Nicholas Centofanti, proxime accessit from Gleeson College, said although Year 12 was a “tough year” he got through it by taking one assignment at a time, recharging with friends, family and exercising, and being involved in extracurricular activities such as choirs and musicals.
Loreto College dux Carla Evangelista, who received four SACE merits, said while her commitment to sport aerobics during the year was “challenging at times”, it provided a “much needed escape” from the stress and pressure of Year 12.
Information released by SACE revealed that 232 students from Catholic colleges received a total of 279 merits.
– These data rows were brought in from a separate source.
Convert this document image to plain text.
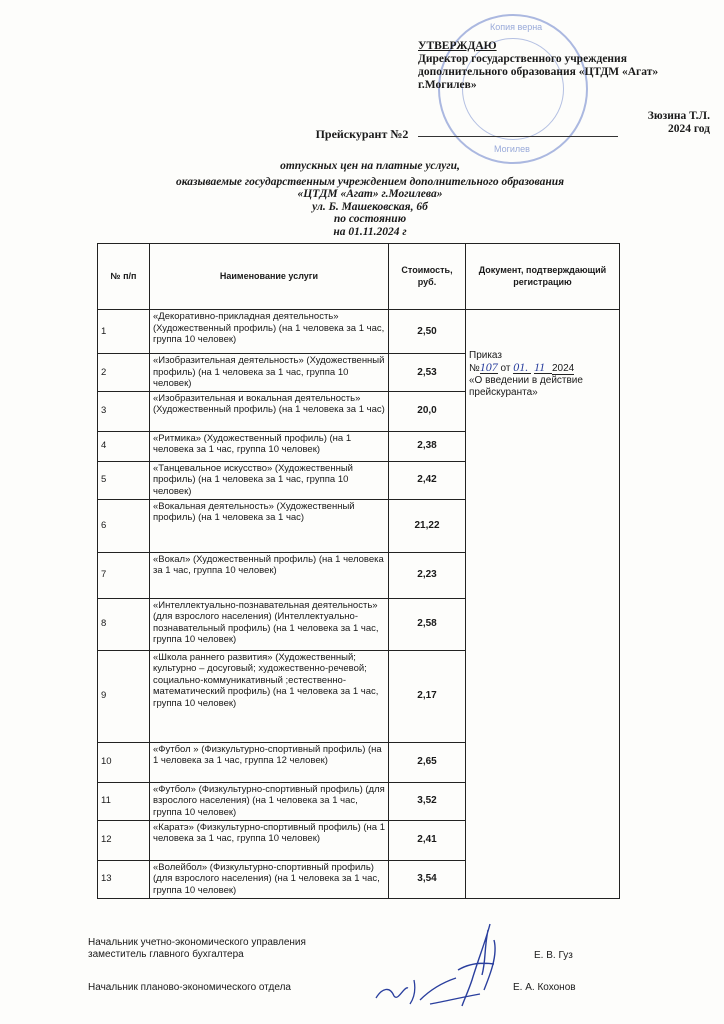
Копия верна
Могилев
УТВЕРЖДАЮ
Директор государственного учреждения
дополнительного образования «ЦТДМ «Агат»
г.Могилев»
Зюзина Т.Л.
2024 год
Прейскурант №2
отпускных цен на платные услуги,
оказываемые государственным учреждением дополнительного образования
«ЦТДМ «Агат» г.Могилева»
ул. Б. Машековская, 6б
по состоянию
на 01.11.2024 г
№ п/п	Наименование услуги	Стоимость, руб.	Документ, подтверждающий регистрацию
1	«Декоративно-прикладная деятельность» (Художественный профиль) (на 1 человека за 1 час, группа 10 человек)	2,50	Приказ
№107 от 01. 11 2024
«О введении в действие прейскуранта»

2	«Изобразительная деятельность» (Художественный профиль) (на 1 человека за 1 час, группа 10 человек)	2,53	
3	«Изобразительная и вокальная деятельность» (Художественный профиль) (на 1 человека за 1 час)	20,0	
4	«Ритмика» (Художественный профиль) (на 1 человека за 1 час, группа 10 человек)	2,38	
5	«Танцевальное искусство» (Художественный профиль) (на 1 человека за 1 час, группа 10 человек)	2,42	
6	«Вокальная деятельность» (Художественный профиль) (на 1 человека за 1 час)	21,22	
7	«Вокал» (Художественный профиль) (на 1 человека за 1 час, группа 10 человек)	2,23	
8	«Интеллектуально-познавательная деятельность» (для взрослого населения) (Интеллектуально-познавательный профиль) (на 1 человека за 1 час, группа 10 человек)	2,58	
9	«Школа раннего развития» (Художественный; культурно – досуговый; художественно-речевой; социально-коммуникативный ;естественно-математический профиль) (на 1 человека за 1 час, группа 10 человек)	2,17	
10	«Футбол » (Физкультурно-спортивный профиль) (на 1 человека за 1 час, группа 12 человек)	2,65	
11	«Футбол» (Физкультурно-спортивный профиль) (для взрослого населения) (на 1 человека за 1 час, группа 10 человек)	3,52	
12	«Каратэ» (Физкультурно-спортивный профиль) (на 1 человека за 1 час, группа 10 человек)	2,41	
13	«Волейбол» (Физкультурно-спортивный профиль) (для взрослого населения) (на 1 человека за 1 час, группа 10 человек)	3,54	
Начальник учетно-экономического управления
заместитель главного бухгалтера	Е. В. Гуз
Начальник планово-экономического отдела	Е. А. Кохонов
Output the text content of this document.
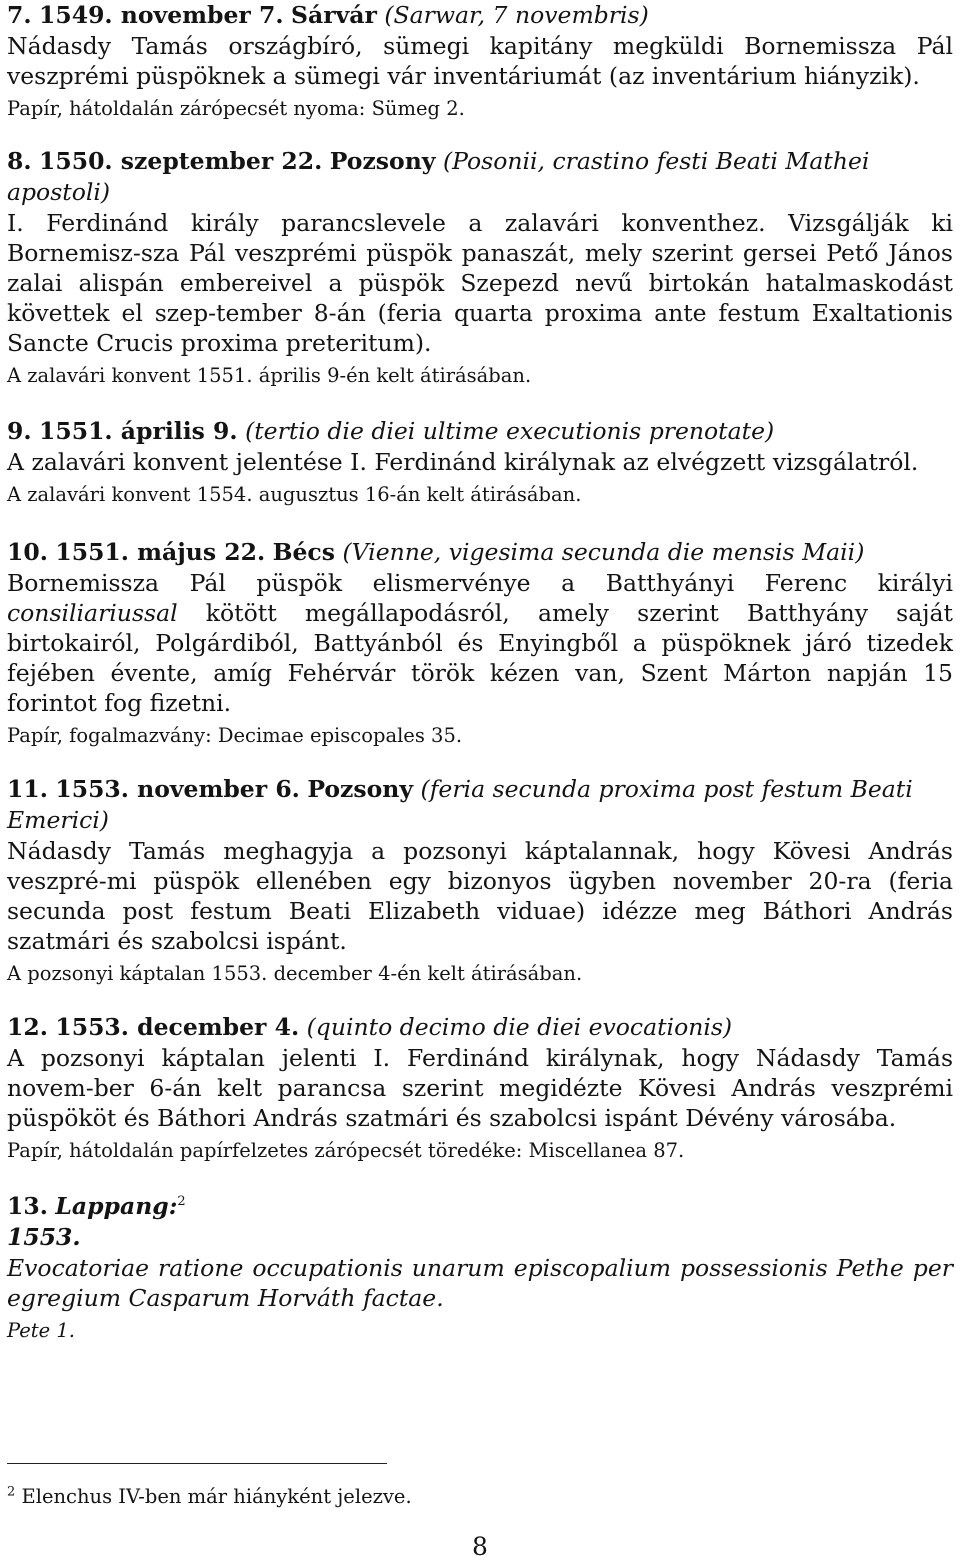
7. 1549. november 7. Sárvár (Sarwar, 7 novembris)

Nádasdy Tamás országbíró, sümegi kapitány megküldi Bornemissza Pál veszprémi püspöknek a sümegi vár inventáriumát (az inventárium hiányzik).

Papír, hátoldalán zárópecsét nyoma: Sümeg 2.

8. 1550. szeptember 22. Pozsony (Posonii, crastino festi Beati Mathei apostoli)

I. Ferdinánd király parancslevele a zalavári konventhez. Vizsgálják ki Bornemisz-sza Pál veszprémi püspök panaszát, mely szerint gersei Pető János zalai alispán embereivel a püspök Szepezd nevű birtokán hatalmaskodást követtek el szep-tember 8-án (feria quarta proxima ante festum Exaltationis Sancte Crucis proxima preteritum).

A zalavári konvent 1551. április 9-én kelt átirásában.

9. 1551. április 9. (tertio die diei ultime executionis prenotate)

A zalavári konvent jelentése I. Ferdinánd királynak az elvégzett vizsgálatról.

A zalavári konvent 1554. augusztus 16-án kelt átirásában.

10. 1551. május 22. Bécs (Vienne, vigesima secunda die mensis Maii)

Bornemissza Pál püspök elismervénye a Batthyányi Ferenc királyi consiliariussal kötött megállapodásról, amely szerint Batthyány saját birtokairól, Polgárdiból, Battyánból és Enyingből a püspöknek járó tizedek fejében évente, amíg Fehérvár török kézen van, Szent Márton napján 15 forintot fog fizetni.

Papír, fogalmazvány: Decimae episcopales 35.

11. 1553. november 6. Pozsony (feria secunda proxima post festum Beati Emerici)

Nádasdy Tamás meghagyja a pozsonyi káptalannak, hogy Kövesi András veszpré-mi püspök ellenében egy bizonyos ügyben november 20-ra (feria secunda post festum Beati Elizabeth viduae) idézze meg Báthori András szatmári és szabolcsi ispánt.

A pozsonyi káptalan 1553. december 4-én kelt átirásában.

12. 1553. december 4. (quinto decimo die diei evocationis)

A pozsonyi káptalan jelenti I. Ferdinánd királynak, hogy Nádasdy Tamás novem-ber 6-án kelt parancsa szerint megidézte Kövesi András veszprémi püspököt és Báthori András szatmári és szabolcsi ispánt Dévény városába.

Papír, hátoldalán papírfelzetes zárópecsét töredéke: Miscellanea 87.

13. Lappang:$^2$

1553.

Evocatoriae ratione occupationis unarum episcopalium possessionis Pethe per egregium Casparum Horváth factae.

Pete 1.

$^2$ Elenchus IV-ben már hiányként jelezve.
8
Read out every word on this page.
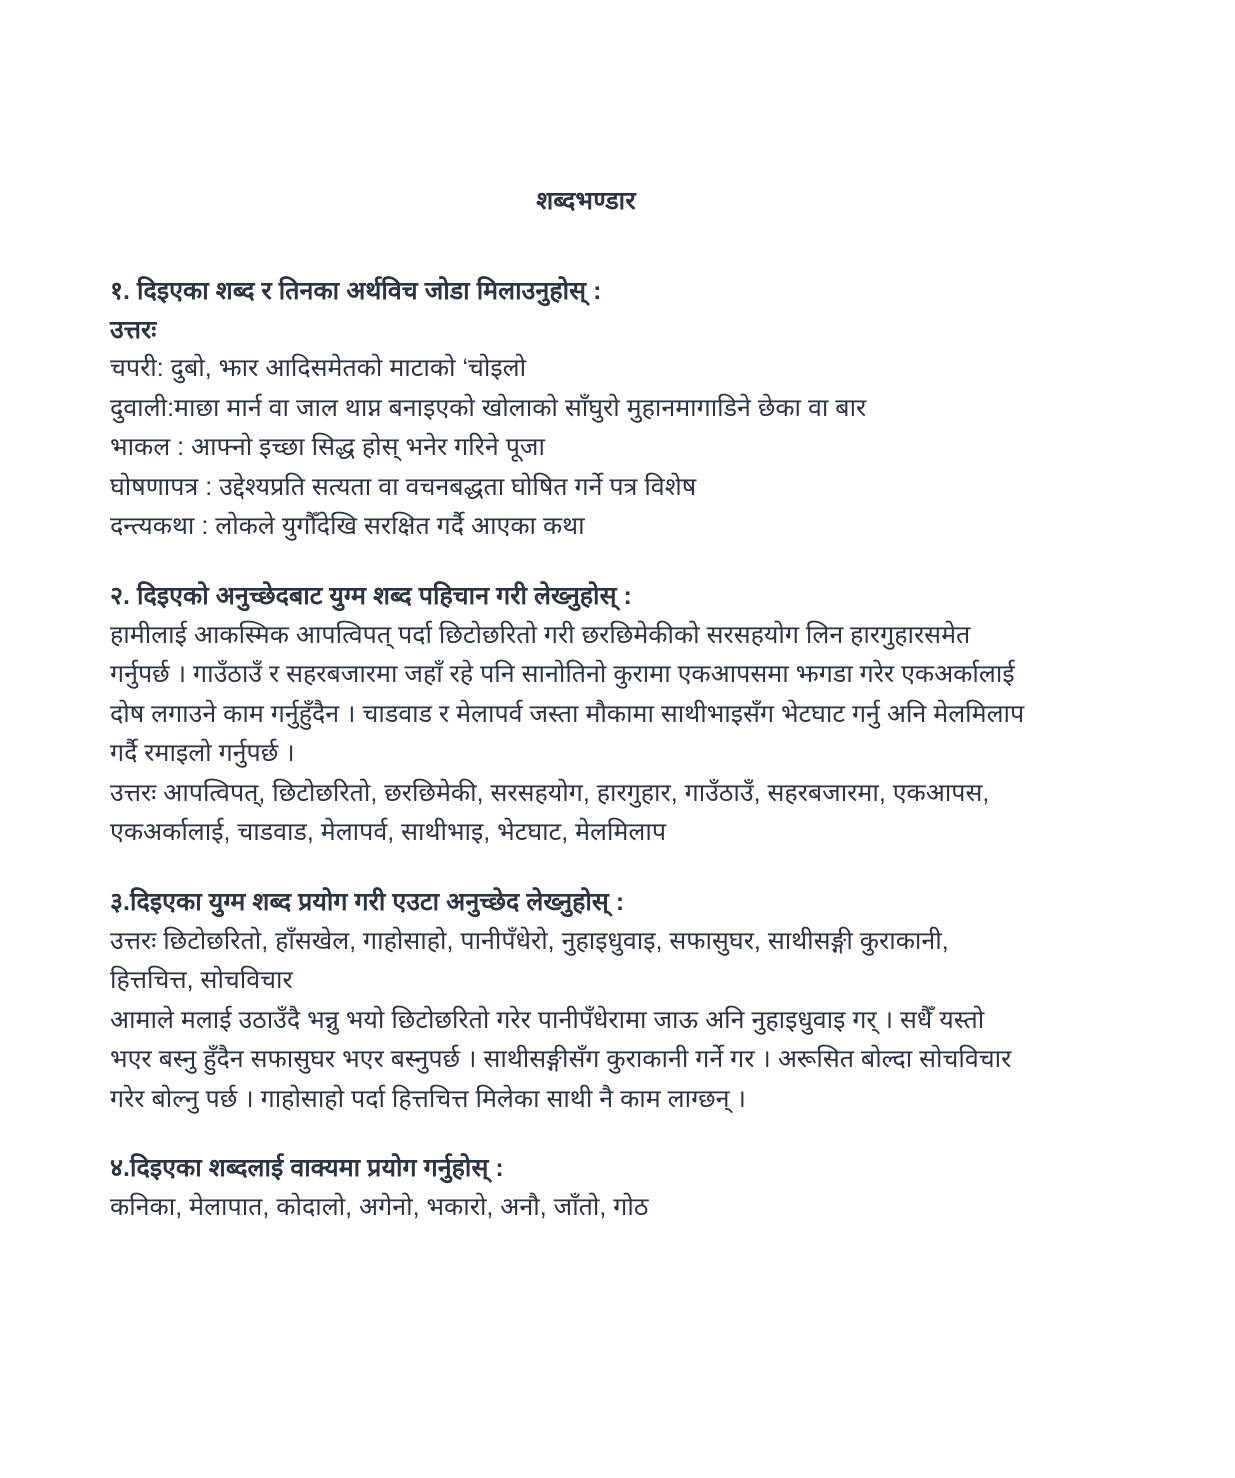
शब्दभण्डार
१. दिइएका शब्द र तिनका अर्थविच जोडा मिलाउनुहोस् :
उत्तरः
चपरी: दुबो, झार आदिसमेतको माटाको ‘चोइलो
दुवाली:माछा मार्न वा जाल थाप्न बनाइएको खोलाको साँघुरो मुहानमागाडिने छेका वा बार
भाकल : आफ्नो इच्छा सिद्ध होस् भनेर गरिने पूजा
घोषणापत्र : उद्देश्यप्रति सत्यता वा वचनबद्धता घोषित गर्ने पत्र विशेष
दन्त्यकथा : लोकले युगौँदेखि सरक्षित गर्दै आएका कथा
२. दिइएको अनुच्छेदबाट युग्म शब्द पहिचान गरी लेख्नुहोस् :
हामीलाई आकस्मिक आपत्विपत् पर्दा छिटोछरितो गरी छरछिमेकीको सरसहयोग लिन हारगुहारसमेत
गर्नुपर्छ । गाउँठाउँ र सहरबजारमा जहाँ रहे पनि सानोतिनो कुरामा एकआपसमा झगडा गरेर एकअर्कालाई
दोष लगाउने काम गर्नुहुँदैन । चाडवाड र मेलापर्व जस्ता मौकामा साथीभाइसँग भेटघाट गर्नु अनि मेलमिलाप
गर्दै रमाइलो गर्नुपर्छ ।
उत्तरः आपत्विपत्, छिटोछरितो, छरछिमेकी, सरसहयोग, हारगुहार, गाउँठाउँ, सहरबजारमा, एकआपस,
एकअर्कालाई, चाडवाड, मेलापर्व, साथीभाइ, भेटघाट, मेलमिलाप
३.दिइएका युग्म शब्द प्रयोग गरी एउटा अनुच्छेद लेख्नुहोस् :
उत्तरः छिटोछरितो, हाँसखेल, गाहोसाहो, पानीपँधेरो, नुहाइधुवाइ, सफासुघर, साथीसङ्गी कुराकानी,
हित्तचित्त, सोचविचार
आमाले मलाई उठाउँदै भन्नु भयो छिटोछरितो गरेर पानीपँधेरामा जाऊ अनि नुहाइधुवाइ गर् । सधैँ यस्तो
भएर बस्नु हुँदैन सफासुघर भएर बस्नुपर्छ । साथीसङ्गीसँग कुराकानी गर्ने गर । अरूसित बोल्दा सोचविचार
गरेर बोल्नु पर्छ । गाहोसाहो पर्दा हित्तचित्त मिलेका साथी नै काम लाग्छन् ।
४.दिइएका शब्दलाई वाक्यमा प्रयोग गर्नुहोस् :
कनिका, मेलापात, कोदालो, अगेनो, भकारो, अनौ, जाँतो, गोठ
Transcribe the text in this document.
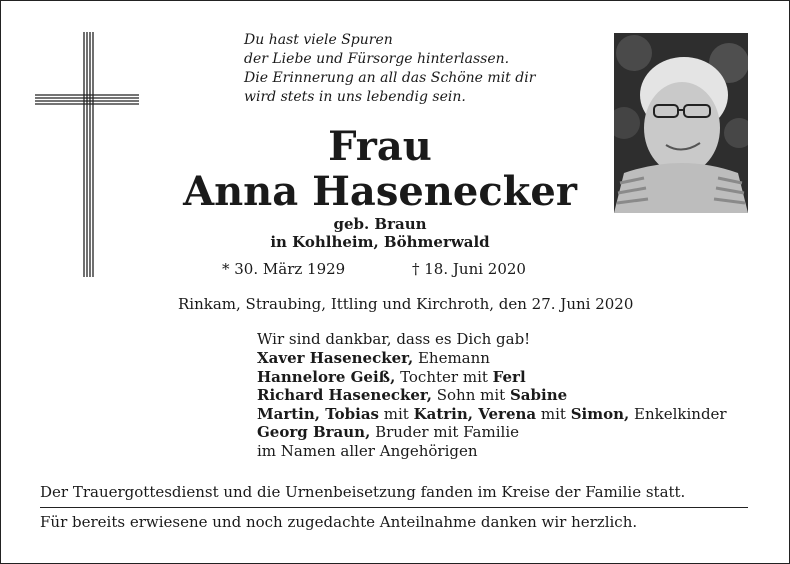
Du hast viele Spuren
der Liebe und Fürsorge hinterlassen.
Die Erinnerung an all das Schöne mit dir
wird stets in uns lebendig sein.
Frau
Anna Hasenecker
geb. Braun
in Kohlheim, Böhmerwald
* 30. März 1929	† 18. Juni 2020
Rinkam, Straubing, Ittling und Kirchroth, den 27. Juni 2020
Wir sind dankbar, dass es Dich gab!
Xaver Hasenecker, Ehemann
Hannelore Geiß, Tochter mit Ferl
Richard Hasenecker, Sohn mit Sabine
Martin, Tobias mit Katrin, Verena mit Simon, Enkelkinder
Georg Braun, Bruder mit Familie
im Namen aller Angehörigen
Der Trauergottesdienst und die Urnenbeisetzung fanden im Kreise der Familie statt.
Für bereits erwiesene und noch zugedachte Anteilnahme danken wir herzlich.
Jesse Kennedy, dux of Sacred Heart College was the only other student to receive four merits.
Students studying the International Baccalaureate at Mercedes College also achieved outstanding results.
Dux Isabelle de Savi was the only IB student in the State to receive the perfect score of 45 points, equating to the highest possible ATAR of 99.95. This included merits in all her subjects – English A HL, Indonesian B SL (completed in 2017), Economics HL, Biology SL, Chemistry HL and Mathematical Studies SL. A total of 42 merits (maximum grade of 7) were gained by the IB Diploma students.
With secondary schooling behind them, the 2018 graduates are now heading in several different directions this year.
Like many of her peers, Lucy Eaton, dux of St Aloysius College, is taking a gap year and planning to travel. She will tour Europe with her mother, before staying on for six months to work as an au pair for a family in Monza, Italy.
Others are staying closer to home and will begin university studies next month, with medicine, medical imaging, law, design, arts and engineering being some of the popular courses.
Dux of St Dominic’s Priory College Minh-Chau Le is one of the many hoping to study medicine. “My other goals for this year include being more involved in community outreach and volunteering programs, travelling to different parts of the world, learning another language and spending more time with my friends and family,” she said.
Six students from Catholic colleges were named recipients of Governor of SA commendations which recognise not only excellence in SACE subjects but also in the qualities young people need for community life, citizenship and work. They were: Tristan Camilleri (Sacred Heart College), Danielle Cooke (Our Lady of the Sacred Heart College), Sebastian Ricci (St Ignatius College), Tara Rossetto (Loreto College), Bridie Squire (St Aloysius College) and Isaac Turner (Cardijn College).
These awards and merits will be presented at an official ceremony at Government House on Tuesday February 5.